How does Exodus handle Unicode

From NEOSYS Dev Wiki
Revision as of 19:53, 26 June 2009 by 85.17.154.66 (talk)
Jump to navigationJump to search

All text in Exodus is treated as unicode resulting in culturally correct sorting in all languages/scripts. Ordering is a,A,b,B and not A,B,a,b. Exodus case conversion also works in all scripts (that have the concept of case). Exodus doesnt have any case insensitive versions of its functions at the present time since this is not traditional Pick but these might be added at a later date.

Exodus uses whatever operating system unicode aware functions are available to compare strings and convert case as unicode. Qt uses the same strategy so Exodus is in good company. Postgres is probably the same. This might be non-portable but it is easier in the short term and perhaps even in the long term than depending on the unicode library ICU.

Exodus uses standard C++ STL wchar/wstring strings internally to achieve maximal portability. This means that it is UTF16 on windows and UTF32 on Unix/Linux platforms including OSX. If necessary, Exodus could be converted to use UTF16 on those *nix platforms which have a C++ compiler (eg g++ 4) that supports a 16 bit wchar and ICU.

Why the focus on UTF16? Well, Windows, Java, ICU, and QT all use UTF16 for Unicode and only Unix OS is firmly UTF8. In the end you are merely trying to pick a minimise inter-UTF type conversions at program interfaces even though they are very mechanical and fast. UTF8 has natural advantages when it comes to data storage and transfer where there is no endian issue.

Most databases, including postgres, are UTF8 with the exception of MSSQL which is UTF16.

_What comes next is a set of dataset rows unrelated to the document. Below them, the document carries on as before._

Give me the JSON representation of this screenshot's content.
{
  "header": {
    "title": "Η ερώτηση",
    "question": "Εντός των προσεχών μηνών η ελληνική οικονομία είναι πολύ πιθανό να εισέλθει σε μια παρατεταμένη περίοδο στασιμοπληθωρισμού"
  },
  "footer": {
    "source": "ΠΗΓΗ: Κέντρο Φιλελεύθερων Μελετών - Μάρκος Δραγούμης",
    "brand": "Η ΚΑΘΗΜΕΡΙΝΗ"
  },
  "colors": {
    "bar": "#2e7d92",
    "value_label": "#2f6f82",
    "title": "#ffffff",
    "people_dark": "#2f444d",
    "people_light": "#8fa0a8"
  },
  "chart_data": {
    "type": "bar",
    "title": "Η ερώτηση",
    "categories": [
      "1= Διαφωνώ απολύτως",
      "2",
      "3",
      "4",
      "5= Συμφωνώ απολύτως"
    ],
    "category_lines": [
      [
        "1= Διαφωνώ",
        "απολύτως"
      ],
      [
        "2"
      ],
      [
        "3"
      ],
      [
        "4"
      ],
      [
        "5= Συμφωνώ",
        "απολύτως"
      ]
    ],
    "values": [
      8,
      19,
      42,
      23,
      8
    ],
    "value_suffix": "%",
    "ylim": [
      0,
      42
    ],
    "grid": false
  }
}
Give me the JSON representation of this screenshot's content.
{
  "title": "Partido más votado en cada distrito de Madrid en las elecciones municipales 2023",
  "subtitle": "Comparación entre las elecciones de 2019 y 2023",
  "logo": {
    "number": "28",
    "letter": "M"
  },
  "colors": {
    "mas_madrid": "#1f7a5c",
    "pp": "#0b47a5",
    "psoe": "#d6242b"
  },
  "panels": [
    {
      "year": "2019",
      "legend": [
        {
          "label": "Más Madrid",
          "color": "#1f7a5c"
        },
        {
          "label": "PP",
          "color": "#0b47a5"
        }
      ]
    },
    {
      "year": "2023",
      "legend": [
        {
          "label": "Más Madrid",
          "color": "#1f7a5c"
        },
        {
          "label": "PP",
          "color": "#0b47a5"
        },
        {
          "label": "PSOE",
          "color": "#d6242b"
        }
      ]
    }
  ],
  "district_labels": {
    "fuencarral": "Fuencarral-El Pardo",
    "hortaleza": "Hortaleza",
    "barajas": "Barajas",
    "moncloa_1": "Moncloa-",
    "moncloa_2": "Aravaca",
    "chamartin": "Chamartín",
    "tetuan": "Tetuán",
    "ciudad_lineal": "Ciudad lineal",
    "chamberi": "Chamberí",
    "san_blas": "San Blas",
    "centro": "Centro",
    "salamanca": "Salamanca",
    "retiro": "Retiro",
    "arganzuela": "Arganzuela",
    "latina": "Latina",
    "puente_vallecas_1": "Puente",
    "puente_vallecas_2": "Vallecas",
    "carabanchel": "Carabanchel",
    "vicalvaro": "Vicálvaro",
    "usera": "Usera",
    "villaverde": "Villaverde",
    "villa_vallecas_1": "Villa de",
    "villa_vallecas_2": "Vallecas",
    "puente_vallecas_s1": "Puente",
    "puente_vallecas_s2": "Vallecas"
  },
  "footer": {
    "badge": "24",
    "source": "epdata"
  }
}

Character indexing: Jbase's JBASIC language's in-memory representation of strings is UTF8 - which means that indexing characters requires a slow count from the beginning of the string unless it has some very clever programming. Exodus, and I think Qt, have a dirty rotten cheat regarding accessing characters in a string by numerical position in that we both ignore the rare Unicode "surrogate characters" which occupy four bytes. Many people don’t realise that UTF16 characters are either 2 or 4 bytes long. Both Exodus, and I think Qt treats these four byte "surrogate pairs" as if they were two separate 2 byte characters although this not allowed by the definition of UTF16. The massive benefit though is the ability to continue to treat text strings as randomly accessible arrays of characters using [] or .at() and substr() and their ilk. Theoretically text strings should never be accessed randomly but converting all the old software to use iterators that treat strings as streams would be a pain.

SAP got a lot of flak for standardising on UTF32 for all in-memory structures at one point. SAP clients were complaining about having to upgrade servers everywhere due to memory issues. It might have been an Oracle "negative PR" campaign but there is generally a lot of resistance to UTF32 despite the fact that it resolve the character indexing issue perfectly.